New details emerged Friday on what locations a regional bus rapid transit line would connect and where it would make its stops, but some officials were disappointed to hear that it will likely be a decade before anyone can ride it.
The Tampa Bay Area Regional Transit Authority listened to a presentation Friday morning about a 41-mile transit line that has been in the works for at least four years. The project is expected to cost $353 million to build, including stations, right of way, vehicles and parking. The goal is to get federal money to help cover those costs.
The regional transit project aims to connect Pasco, Hillsborough and Pinellas counties with fast, reliable transit service. Early discussions included light rail and commuter rail options before the decision was made to go with bus rapid transit — a type of bus route that uses dedicated lanes, fewer stops and quicker boarding.
Scott Pringle, a transportation planner at WSP Engineering, gave the presentation, which included details on each of the 13 proposed stations.
In the design planners are currently supporting, the bus would have its own dedicated lane for 31 of the 41 miles. Almost the entire route runs along Interstate 275. Estimated travel times show 46 minutes to connect from downtown St. Petersburg to Tampa or 37 minutes from Pasco to downtown Tampa.
Approximately 5,400 riders are expected daily, though TBARTA board member and Hillsborough County Commissioner Pat Kemp pointed out that much of the regional route overlaps with existing local bus service. Kemp, who has long criticized the project, expects the regional bus rapid transit line would be competing with existing transit options for riders and would not be compelling enough to entice new passengers.
“The project doesn’t make any sense to me still,” Kemp said. “It’s really competing with our local routes, but on the expressway where many people won’t use it.”
But Pringle said those stops have been selected after four years of study, based on potential ridership and nearby jobs and homes.
There are three kinds of proposed stops: intermodal, neighborhood or in-line.
The five intermodal stations are already defined by the Florida Department of Transportation as spaces where multiple travel options can link together, including local and express buses, bike shares, ride shares, and future options like light rail or Brightline commuter rail. Those would be at State Road 56 in Pasco, near the University of South Florida, downtown Tampa, Westshore and the Gateway area.
Of the other eight stops, seven would be neighborhood stations, where the bus exits the interstate. These are expected to be at street level, a block or two from the interstate, and easily accessible by local transit, walking and biking, Pringle said.
These are proposed for State Road 54 in Pasco, near The Grove; the southeast corner of Bearss and Nebraska Avenues; Seminole Heights near the intersection of Martin Luther King Jr Blvd and Florida Avenue; the Himes Avenue area, near Spruce Street and Dale Mabry Highway; and the 62nd Avenue North area, near the intersection of Haines Road and 54th Avenue North.

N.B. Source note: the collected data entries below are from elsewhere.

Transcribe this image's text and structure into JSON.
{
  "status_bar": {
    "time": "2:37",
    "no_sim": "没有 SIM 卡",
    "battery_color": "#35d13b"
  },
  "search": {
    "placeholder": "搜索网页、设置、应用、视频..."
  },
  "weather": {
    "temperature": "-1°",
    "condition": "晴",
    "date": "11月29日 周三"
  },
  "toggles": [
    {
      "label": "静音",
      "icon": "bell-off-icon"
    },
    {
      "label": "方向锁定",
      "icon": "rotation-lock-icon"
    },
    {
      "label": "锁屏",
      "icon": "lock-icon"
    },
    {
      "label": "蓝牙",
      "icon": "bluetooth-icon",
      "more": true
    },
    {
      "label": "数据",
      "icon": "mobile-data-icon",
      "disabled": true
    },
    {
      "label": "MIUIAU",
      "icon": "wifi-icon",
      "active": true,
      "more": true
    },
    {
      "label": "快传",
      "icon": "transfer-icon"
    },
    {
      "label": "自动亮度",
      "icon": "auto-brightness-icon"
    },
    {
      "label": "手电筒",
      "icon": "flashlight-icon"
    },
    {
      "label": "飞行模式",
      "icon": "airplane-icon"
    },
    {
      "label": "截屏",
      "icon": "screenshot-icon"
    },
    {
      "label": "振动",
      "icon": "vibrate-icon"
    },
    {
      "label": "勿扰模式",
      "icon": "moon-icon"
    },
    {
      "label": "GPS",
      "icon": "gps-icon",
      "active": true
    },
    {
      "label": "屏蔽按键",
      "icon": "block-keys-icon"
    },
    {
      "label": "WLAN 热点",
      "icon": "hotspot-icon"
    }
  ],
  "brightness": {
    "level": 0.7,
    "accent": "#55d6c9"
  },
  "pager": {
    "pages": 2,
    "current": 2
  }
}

The bus is then expected to leave the interstate in St. Petersburg and share the transit corridor currently under construction for the SunRunner, St. Petersburg’s 10-mile bus rapid transit line connecting downtown and the beaches. The regional line would make two neighborhood stops in that corridor at Tropicana Field and downtown near 4th Street.
There are two in-line stations throughout the route. One would be adjacent to the interstate between Waters Avenue and Bird Street. The bus would not exit the highway, and instead a station would be built next to 275. Passengers could then take stairs or an escalator or elevator to exit at street level.
A similar set-up is expected for the multimodal center in the Westshore area. Because the bus would be running in the median of the highway, it wouldn’t be as easy or quick for it to exit. Instead, there would be a boarding platform in the median and a walkway that goes over the highway and connects to the station on the side of the interstate.
“We actually even have the opportunity for potential first-floor retail to serve those patrons and make sure they have the amenities they need to continue to want to come back and use the service,” Pringle said.
Kemp again criticized this approach.
“We’ve turned it into this crazy project that has elevated stations,” Kemp said. “To think at Westshore that people are going to walk across I-275 there at a catwalk to take the bus?”
But others on the TBARTA board shared excitement over the project, including Pinellas County Commissioner Janet Long and Pasco County Commissioner Kathryn Starkey.
“The sooner the better, if we get started,” Long said. “I would encourage us to posthaste begin ASAP.”
Starkey suggested hosting one large discussion in the region with elected officials, transportation planners and county representatives
“We have to start somewhere,” Starkey said. “I believe we have a good plan and I’d like to see it come to fruition.”